New Jersey joined the growing list of states protecting breastfeeding in the workplace earlier this year when it amended its Law against Discrimination to prohibit discrimination against women who breastfeed or express milk during breaks. The law prohibits an employer from refusing to let a nursing mother breastfeed or express milk during work, and requires employers to set aside a place for the mother to do so in privacy. This place cannot be a bathroom stall, and must be located close to the workplace.
Employers also have to provide nursing mothers with breaks throughout the day to breastfeed or express milk, although employers do not have to pay the mothers during these breaks unless the mothers are already eligible to receive paid breaks. Also, if providing the breaks or a location to breastfeed would impose an “undue hardship on business operations,” then the employer can be exempted from doing so.
The Affordable Care Act (aka Obamacare) amended the Fair Labor Standards Act so that it prohibited discrimination against breastfeeding mothers in the workplace. However, those amendments only applied to employers with more than 50 employees, and also did not require employers to set aside a place for mothers to breastfeed and breaks for them to do so. A few courts have also held that breastfeeding is protected under Title VII of the Civil Rights Act of 1964.

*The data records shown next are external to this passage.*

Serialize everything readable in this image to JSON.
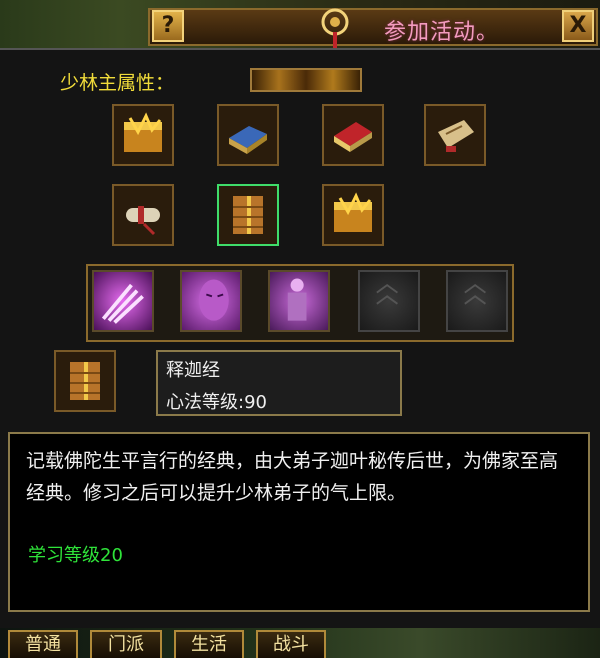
{
  "window": {
    "title_text": "参加活动。",
    "help_label": "?",
    "close_label": "X"
  },
  "attribute": {
    "label": "少林主属性："
  },
  "books": [
    {
      "icon": "golden-book-icon"
    },
    {
      "icon": "blue-book-icon"
    },
    {
      "icon": "red-book-icon"
    },
    {
      "icon": "map-scroll-icon"
    },
    {
      "icon": "rolled-scroll-icon"
    },
    {
      "icon": "sutra-bundle-icon"
    },
    {
      "icon": "golden-book-icon"
    }
  ],
  "skills": [
    {
      "icon": "clawed-hand-icon",
      "state": "filled"
    },
    {
      "icon": "meditating-face-icon",
      "state": "filled"
    },
    {
      "icon": "standing-monk-icon",
      "state": "filled"
    },
    {
      "icon": "empty-slot-icon",
      "state": "empty"
    },
    {
      "icon": "empty-slot-icon",
      "state": "empty"
    }
  ],
  "selected_item": {
    "icon": "sutra-bundle-icon",
    "name": "释迦经",
    "level_text": "心法等级:90"
  },
  "description": {
    "text": "记载佛陀生平言行的经典，由大弟子迦叶秘传后世，为佛家至高经典。修习之后可以提升少林弟子的气上限。",
    "requirement": "学习等级20"
  },
  "tabs": [
    {
      "label": "普通"
    },
    {
      "label": "门派"
    },
    {
      "label": "生活"
    },
    {
      "label": "战斗"
    }
  ],
  "colors": {
    "attribute_label": "#f1dc3a",
    "requirement_text": "#2fe43a",
    "selected_border": "#3fdc6a",
    "title_text": "#f39bbf"
  }
}
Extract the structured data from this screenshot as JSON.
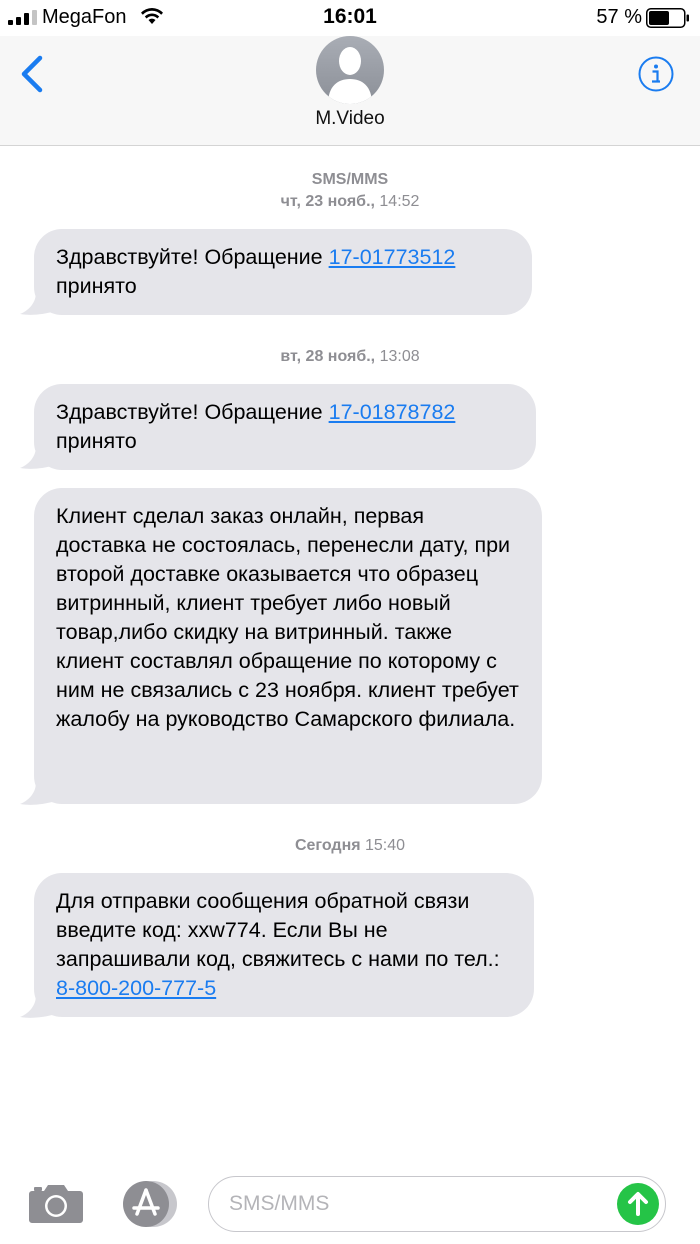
{
  "status_bar": {
    "carrier": "MegaFon",
    "time": "16:01",
    "battery": "57 %"
  },
  "header": {
    "back_icon": "chevron-left-icon",
    "contact_name": "M.Video",
    "info_icon": "info-icon"
  },
  "thread": {
    "service": "SMS/MMS",
    "groups": [
      {
        "day": "чт, 23 нояб.,",
        "time": " 14:52",
        "messages": [
          {
            "text_before": "Здравствуйте! Обращение ",
            "link": "17-01773512",
            "text_after": "\nпринято"
          }
        ]
      },
      {
        "day": "вт, 28 нояб.,",
        "time": " 13:08",
        "messages": [
          {
            "text_before": "Здравствуйте! Обращение ",
            "link": "17-01878782",
            "text_after": "\nпринято"
          },
          {
            "text": "Клиент сделал заказ онлайн, первая доставка не состоялась, перенесли дату, при второй доставке оказывается что образец витринный, клиент требует либо новый товар,либо скидку на витринный. также клиент составлял обращение по которому с ним не связались с 23 ноября. клиент требует жалобу на руководство Самарского филиала."
          }
        ]
      },
      {
        "day": "Сегодня",
        "time": " 15:40",
        "messages": [
          {
            "text_before": "Для отправки сообщения обратной связи введите код: xxw774. Если Вы не запрашивали код, свяжитесь с нами по тел.: ",
            "link": "8-800-200-777-5",
            "text_after": ""
          }
        ]
      }
    ]
  },
  "composer": {
    "placeholder": "SMS/MMS",
    "value": ""
  },
  "colors": {
    "accent": "#1a7cf0",
    "bubble": "#e5e5ea",
    "send": "#25c447"
  }
}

New Jersey becomes the 18th state to enact protections for breastfeeding mothers, joining New York, Colorado, Oregon, and Minnesota, among others. California is considering a law which would provide even more protections than New Jersey’s, requiring employers to provide employees with lactation rooms that meet certain criteria like providing a surface to place a breast pump and other personal belongings, a place to sit, and access to electricity, a sink with running water, and refrigerator. Wisconsin, Texas, Pennsylvania, and Maryland are also considering breastfeeding protection laws.
Illinois is among the states that has passed a breastfeeding protection law. The Nursing Mothers in the Workplace Act (820 ILCS 260/1, et seq) is similar to New Jersey’s law, requiring employers with more than five employees to provide mothers with unpaid break time to breastfeed or express milk. It requires employers to make reasonable efforts to provide a room or other location in the workplace where a mother can breastfeed or express milk in private, and this place cannot be a toilet stall. The law does not require employers to provide dedicated lactation rooms, but an area for breastfeeding must be shielded from view and free from intrusions.